You see, July ended yesterday. And that means one thing…

Fresh monthly charts.

Monthlies are among my favorite charts to analyze. They tell me a ton about the bigger stock market picture.

They can also lead to some incredible, long-term trading opportunities… like our new Trade of the Week: the Global X Uranium ETF (URA).

URA is a fund that invests in a basket of uranium stocks, making it a one-click way to bet on the nuclear energy renaissance.

More importantly, URA has one of the best monthly charts you’ll come across.

URA was in a brutal downtrend from late 2011 until early 2020… falling 95% from its highs!

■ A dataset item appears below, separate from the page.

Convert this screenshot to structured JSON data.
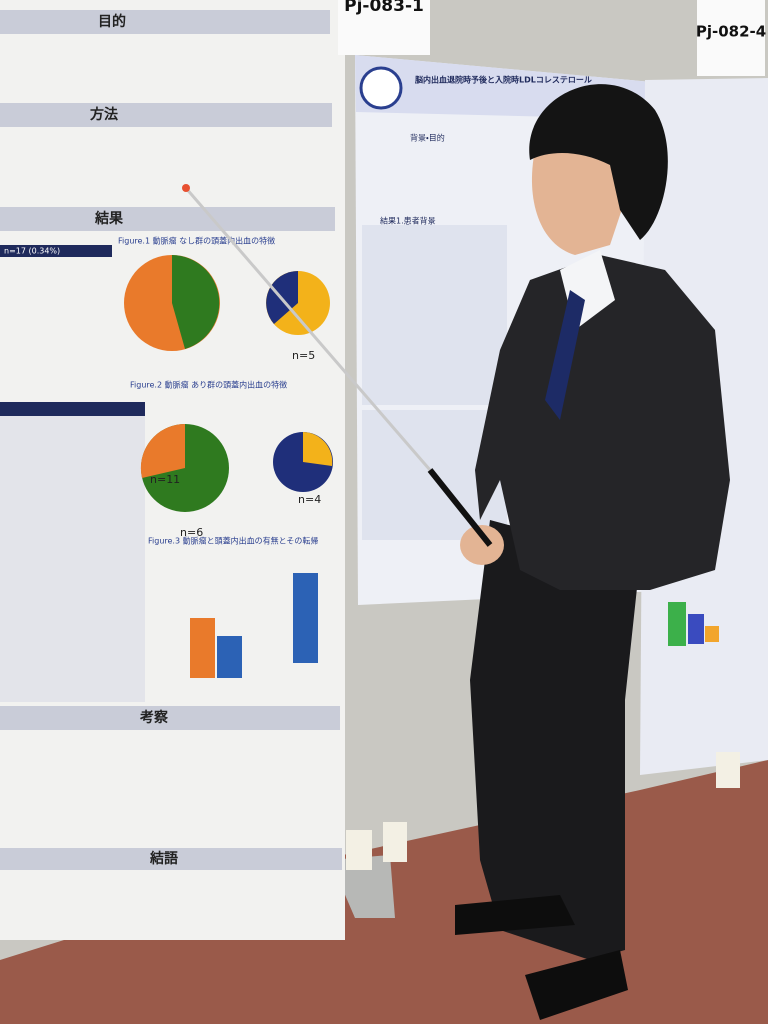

Since then, uranium stocks have made an epic turnaround. Between March 2020 and November 2021, URA rallied 355%.

That’s a truly staggering return. Remember, we’re talking about an entire industry group… not a single stock.

After such an explosive rally, stocks usually need time to store up energy before beginning their next uptrend. And that’s exactly what URA has done.

It’s been consolidating within a wedge pattern for the past two years. But it’s likely only a matter of time before it breaks out of this consolidation pattern.

Notice how tight this wedge pattern has gotten? 

This typically happens before a stock—or, in this case, a group of stocks—makes a big move. And all signs point to URA’s next move being an explosive breakout to the upside.

Source: StockCharts

When we turn over to the weekly chart, URA looks just as good. Here, we can see URA is above both its 10- and 30-week simple moving averages, both of which are pointing higher.

We can also see URA has been under heavy accumulation for the past two and a half years: 

Source: StockCharts

I suggest buying URA at current market prices, and I’m targeting $30/share over the next 12 months. That’d be about a 32% move higher from today’s prices.

And that’s likely just the start for URA. In fact, I expect uranium stocks to be major outperformers for the next several years.

Exit your position if URA closes below $20. That gives us a risk-reward ratio of 3:1 on this trade.

Action to take: Buy URA at current market prices.

Risk management: Exit your position if URA closes below $20.